When I think about my father and my grandfather, my recollection is blurred about how alike they were, physically and mentally. My father had the same “black-Irish” wavy hair and blue eyes of my grandfather, although there the relationship ends.

My grandfather was a portly man with the abdomen of those who choose political life and attend a lot of banquets; my dad had the physique of working engineers, a teacher, hospital administrator, and in retirement, intensive gardening and the training of convicted felons who were being released from jail without a marketable skill.

Mentally, they were alike in all things: family values, a love of all things Irish, a compassion for oppressed fellow-citizens, and a keen sense of learning.

When my grandfather saw my father depart with his engineering degree and his clarinet for South Carolina — the only sibling to leave the fold — he knew his second son was determined to be part of a shoreline explosion of new hotels, as well as his ability to be part of the fun of nightclubs without a cover charge demanded, as part of a jazz band. And when he proposed marriage and was accepted by the pretty-girl-who-worked-for-an-ice-cream-parlor-at-Myrtle Beach, as a means to leave Florence, South Carolina, and spend the summer of her junior year of college at the beach instead of being a member of the DAR, my grandfather knew that desperate measures were called for.

He boarded a train in Baltimore for Charleston, S.C. with his wife, stern-jawed and confident in his powers to talk his recalcitrant son into returning to his family home in Baltimore with his by-then bride. The date was June 2, 1929, the year the Great Depression started. My father’s job disappeared at Consolidated Engineering, as well as his nighttime job as a jazz clarinetist, and he meekly boarded a train with his wife of a week, for Baltimore, Maryland.

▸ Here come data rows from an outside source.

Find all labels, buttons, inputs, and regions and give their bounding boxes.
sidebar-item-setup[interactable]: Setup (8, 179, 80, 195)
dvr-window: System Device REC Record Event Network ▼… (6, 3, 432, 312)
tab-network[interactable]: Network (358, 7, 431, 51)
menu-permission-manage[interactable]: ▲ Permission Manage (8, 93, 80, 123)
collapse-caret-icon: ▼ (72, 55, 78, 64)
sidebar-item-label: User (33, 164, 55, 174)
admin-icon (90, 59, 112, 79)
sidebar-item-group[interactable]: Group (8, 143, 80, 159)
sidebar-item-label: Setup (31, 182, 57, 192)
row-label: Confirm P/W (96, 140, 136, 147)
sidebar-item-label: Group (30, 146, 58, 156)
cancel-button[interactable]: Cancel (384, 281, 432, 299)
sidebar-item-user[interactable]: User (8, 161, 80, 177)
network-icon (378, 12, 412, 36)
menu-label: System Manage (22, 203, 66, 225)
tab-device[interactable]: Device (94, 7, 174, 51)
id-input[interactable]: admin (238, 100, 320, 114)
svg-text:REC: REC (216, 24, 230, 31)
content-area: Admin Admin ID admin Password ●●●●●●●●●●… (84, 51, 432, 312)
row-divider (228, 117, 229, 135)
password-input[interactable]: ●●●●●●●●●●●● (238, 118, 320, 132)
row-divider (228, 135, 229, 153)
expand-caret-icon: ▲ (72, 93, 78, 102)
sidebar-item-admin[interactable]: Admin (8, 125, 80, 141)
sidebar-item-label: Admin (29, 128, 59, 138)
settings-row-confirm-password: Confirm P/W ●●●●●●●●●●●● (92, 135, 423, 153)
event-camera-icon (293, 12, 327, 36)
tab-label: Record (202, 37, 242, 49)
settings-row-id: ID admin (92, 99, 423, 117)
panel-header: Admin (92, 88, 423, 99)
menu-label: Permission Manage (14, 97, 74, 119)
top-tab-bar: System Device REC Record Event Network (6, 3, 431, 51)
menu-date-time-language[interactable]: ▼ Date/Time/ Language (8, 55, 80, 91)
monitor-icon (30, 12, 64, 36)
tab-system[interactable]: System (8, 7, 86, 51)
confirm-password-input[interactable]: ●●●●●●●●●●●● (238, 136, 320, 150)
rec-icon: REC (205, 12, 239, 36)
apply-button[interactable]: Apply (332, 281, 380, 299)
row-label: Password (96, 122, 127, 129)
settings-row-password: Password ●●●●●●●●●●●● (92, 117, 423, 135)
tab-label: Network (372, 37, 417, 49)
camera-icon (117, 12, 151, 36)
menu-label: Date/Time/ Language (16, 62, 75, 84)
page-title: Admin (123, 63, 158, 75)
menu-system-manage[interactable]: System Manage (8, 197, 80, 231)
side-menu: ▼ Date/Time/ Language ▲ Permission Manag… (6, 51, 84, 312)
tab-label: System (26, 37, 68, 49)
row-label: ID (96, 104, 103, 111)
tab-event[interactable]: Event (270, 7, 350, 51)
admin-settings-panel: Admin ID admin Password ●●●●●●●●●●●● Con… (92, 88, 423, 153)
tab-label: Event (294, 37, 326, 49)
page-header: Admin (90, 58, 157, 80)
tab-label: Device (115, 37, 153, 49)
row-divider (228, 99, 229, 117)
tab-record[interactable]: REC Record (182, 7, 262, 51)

My grandfather owned a large Victorian home in the suburb of Overlea, large enough to accommodate all of his children while they waited out the Depression, and a bedroom had been set aside for the happy couple, my eventual father and mother. My mother was homesick, then pregnant, so she lived morosely with her in-laws and looked forward to better days. True to his word, my grandfather used his influence in municipal affairs with the nuns of Mercy Hospital who promptly hired my father as an engineer at Mercy Hospital. My parents then moved to an apartment a block away from my grandfather’s home on Belmar Avenue, and never lacked for baby-sitters of their two daughters, Mary Elizabeth and Caroline.